The Italian composer Domenico Cimarosa (1749-1801) was among the most prolific and in his day most popular composers of the late eighteenth century, probably as popular as Haydn and known to more people than Mozart. Still, life is sometimes unfair, and time has a way of making up for things. Mozart may have died penniless, but today it's obviously his music, not Cimarosa's, that most people recognize and prefer. Meanwhile, with the possible exception of his opera Il matrimonio segeteo, the listening public have largely relegated Cimarosa to the ranks of near obscurity.
Fortunately, the folks at Naxos have been trying their best to keep Cimarosa's name alive with among other things a series of overture recordings, this being the fourth volume and this time with Michael Halasz and the Czech Chamber Philharmonic Orchestra Pardubice.
The disc contains nine Cimarosa overtures for a total playing time of just over sixty-six minutes. Here's a rundown of the program:
I sdegni per amore
La finta frascatana
I tre amanti
Le donne rivali
I finti nobili
Il pittore parigino
L'amante combattuto dalle donne di punto, "La Biondolina"

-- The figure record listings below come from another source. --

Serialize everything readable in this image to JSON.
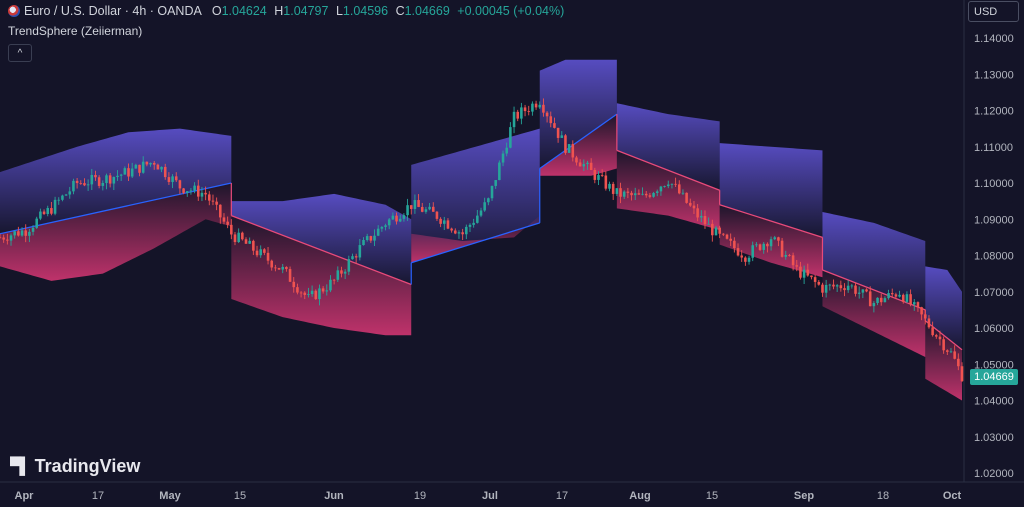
{
  "header": {
    "symbol_title": "Euro / U.S. Dollar · 4h · OANDA",
    "ohlc": [
      {
        "k": "O",
        "v": "1.04624"
      },
      {
        "k": "H",
        "v": "1.04797"
      },
      {
        "k": "L",
        "v": "1.04596"
      },
      {
        "k": "C",
        "v": "1.04669"
      }
    ],
    "change": "+0.00045 (+0.04%)",
    "indicator_name": "TrendSphere (Zeiierman)",
    "collapse_glyph": "^"
  },
  "currency_label": "USD",
  "current_price": "1.04669",
  "logo_text": "TradingView",
  "colors": {
    "background": "#141428",
    "up": "#26a69a",
    "down": "#ef5350",
    "trend_up": "#2962ff",
    "trend_down": "#e84a7a",
    "band_upper": "#5a4fc8",
    "band_lower": "#c8346e"
  },
  "chart_data": {
    "type": "line",
    "title": "",
    "xlabel": "",
    "ylabel": "",
    "ylim": [
      1.015,
      1.145
    ],
    "y_ticks": [
      "1.14000",
      "1.13000",
      "1.12000",
      "1.11000",
      "1.10000",
      "1.09000",
      "1.08000",
      "1.07000",
      "1.06000",
      "1.05000",
      "1.04000",
      "1.03000",
      "1.02000"
    ],
    "x_ticks": [
      "Apr",
      "17",
      "May",
      "15",
      "Jun",
      "19",
      "Jul",
      "17",
      "Aug",
      "15",
      "Sep",
      "18",
      "Oct"
    ],
    "series": [
      {
        "kind": "price",
        "points": [
          [
            0,
            1.085
          ],
          [
            7,
            1.087
          ],
          [
            14,
            1.093
          ],
          [
            21,
            1.1
          ],
          [
            28,
            1.101
          ],
          [
            35,
            1.103
          ],
          [
            42,
            1.106
          ],
          [
            49,
            1.099
          ],
          [
            56,
            1.097
          ],
          [
            63,
            1.086
          ],
          [
            70,
            1.081
          ],
          [
            77,
            1.076
          ],
          [
            84,
            1.068
          ],
          [
            91,
            1.073
          ],
          [
            98,
            1.082
          ],
          [
            105,
            1.089
          ],
          [
            112,
            1.094
          ],
          [
            119,
            1.091
          ],
          [
            126,
            1.086
          ],
          [
            133,
            1.095
          ],
          [
            140,
            1.118
          ],
          [
            147,
            1.123
          ],
          [
            154,
            1.11
          ],
          [
            161,
            1.103
          ],
          [
            168,
            1.097
          ],
          [
            175,
            1.096
          ],
          [
            182,
            1.101
          ],
          [
            189,
            1.092
          ],
          [
            196,
            1.085
          ],
          [
            203,
            1.08
          ],
          [
            210,
            1.085
          ],
          [
            217,
            1.076
          ],
          [
            224,
            1.071
          ],
          [
            231,
            1.072
          ],
          [
            238,
            1.067
          ],
          [
            245,
            1.07
          ],
          [
            252,
            1.062
          ],
          [
            259,
            1.053
          ],
          [
            262,
            1.047
          ]
        ]
      },
      {
        "kind": "trend",
        "segments": [
          {
            "dir": "up",
            "points": [
              [
                0,
                1.086
              ],
              [
                63,
                1.1
              ]
            ]
          },
          {
            "dir": "down",
            "points": [
              [
                63,
                1.091
              ],
              [
                112,
                1.072
              ]
            ]
          },
          {
            "dir": "up",
            "points": [
              [
                112,
                1.078
              ],
              [
                147,
                1.089
              ]
            ]
          },
          {
            "dir": "up",
            "points": [
              [
                147,
                1.104
              ],
              [
                168,
                1.119
              ]
            ]
          },
          {
            "dir": "down",
            "points": [
              [
                168,
                1.109
              ],
              [
                196,
                1.098
              ]
            ]
          },
          {
            "dir": "down",
            "points": [
              [
                196,
                1.094
              ],
              [
                224,
                1.085
              ]
            ]
          },
          {
            "dir": "down",
            "points": [
              [
                224,
                1.076
              ],
              [
                252,
                1.065
              ]
            ]
          },
          {
            "dir": "down",
            "points": [
              [
                252,
                1.062
              ],
              [
                262,
                1.054
              ]
            ]
          }
        ]
      },
      {
        "kind": "upper_band",
        "segments": [
          [
            [
              0,
              1.103
            ],
            [
              21,
              1.11
            ],
            [
              35,
              1.114
            ],
            [
              49,
              1.115
            ],
            [
              63,
              1.113
            ]
          ],
          [
            [
              63,
              1.095
            ],
            [
              77,
              1.095
            ],
            [
              91,
              1.097
            ],
            [
              105,
              1.094
            ],
            [
              112,
              1.09
            ]
          ],
          [
            [
              112,
              1.105
            ],
            [
              126,
              1.109
            ],
            [
              140,
              1.113
            ],
            [
              147,
              1.115
            ]
          ],
          [
            [
              147,
              1.131
            ],
            [
              154,
              1.134
            ],
            [
              168,
              1.134
            ]
          ],
          [
            [
              168,
              1.122
            ],
            [
              182,
              1.119
            ],
            [
              196,
              1.117
            ]
          ],
          [
            [
              196,
              1.111
            ],
            [
              210,
              1.11
            ],
            [
              224,
              1.109
            ]
          ],
          [
            [
              224,
              1.092
            ],
            [
              238,
              1.089
            ],
            [
              252,
              1.084
            ]
          ],
          [
            [
              252,
              1.077
            ],
            [
              258,
              1.076
            ],
            [
              262,
              1.07
            ]
          ]
        ]
      },
      {
        "kind": "lower_band",
        "segments": [
          [
            [
              0,
              1.077
            ],
            [
              14,
              1.073
            ],
            [
              28,
              1.075
            ],
            [
              42,
              1.082
            ],
            [
              56,
              1.09
            ],
            [
              63,
              1.088
            ]
          ],
          [
            [
              63,
              1.068
            ],
            [
              77,
              1.063
            ],
            [
              91,
              1.06
            ],
            [
              105,
              1.058
            ],
            [
              112,
              1.058
            ]
          ],
          [
            [
              112,
              1.086
            ],
            [
              126,
              1.084
            ],
            [
              140,
              1.085
            ],
            [
              147,
              1.091
            ]
          ],
          [
            [
              147,
              1.102
            ],
            [
              161,
              1.102
            ],
            [
              168,
              1.104
            ]
          ],
          [
            [
              168,
              1.093
            ],
            [
              182,
              1.091
            ],
            [
              196,
              1.087
            ]
          ],
          [
            [
              196,
              1.083
            ],
            [
              210,
              1.078
            ],
            [
              224,
              1.074
            ]
          ],
          [
            [
              224,
              1.066
            ],
            [
              238,
              1.059
            ],
            [
              252,
              1.052
            ]
          ],
          [
            [
              252,
              1.046
            ],
            [
              262,
              1.04
            ]
          ]
        ]
      }
    ]
  }
}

All of the overtures are colorful and spirited, but I couldn't help taking special pleasure from La finta frascatana ("The Fake Lady of Frascata"), which not only projects a vigorous mood but has segments of intense beauty, too. The booklet notes tell us that it was I tre amanti ("The Three Lovers") that established Cimarosa's name outside Naples, and one can certainly see why it became so well liked with its rhythmic charm and pleasant lilt. Still, it was the tragedy Giunio Bruto that Haydn most admired, and who conducted it at the Esterhazy court.
Producer Jiri Stilec and engineers Vaclav Roubal and Karel Soukenik recorded the disc at The House of Music, Pardubice, Czech Republic in October 2014. If you have a few of Naxos's better recordings already on your shelf, the sound of this one won't surprise you too much. It's smooth and rounded, almost of audiophile quality, well balanced, natural, nicely defined, and, most important, easy on the ear.
More specifically, the sound is a slight bit closer than usual for a Naxos production, yielding better than average detail and clarity. It also appears more dynamic than a lot of Naxos products, again probably because it's a little more close-up than normal for the company. In any case, as I said above, it sounds just about right for the type of music it's presenting and for a small chamber orchestra.
Overall, with its lustrous performances and high-quality sound, I'd have to say this is one of the best Naxos releases I've heard in while and should make my list of 2017 favorites.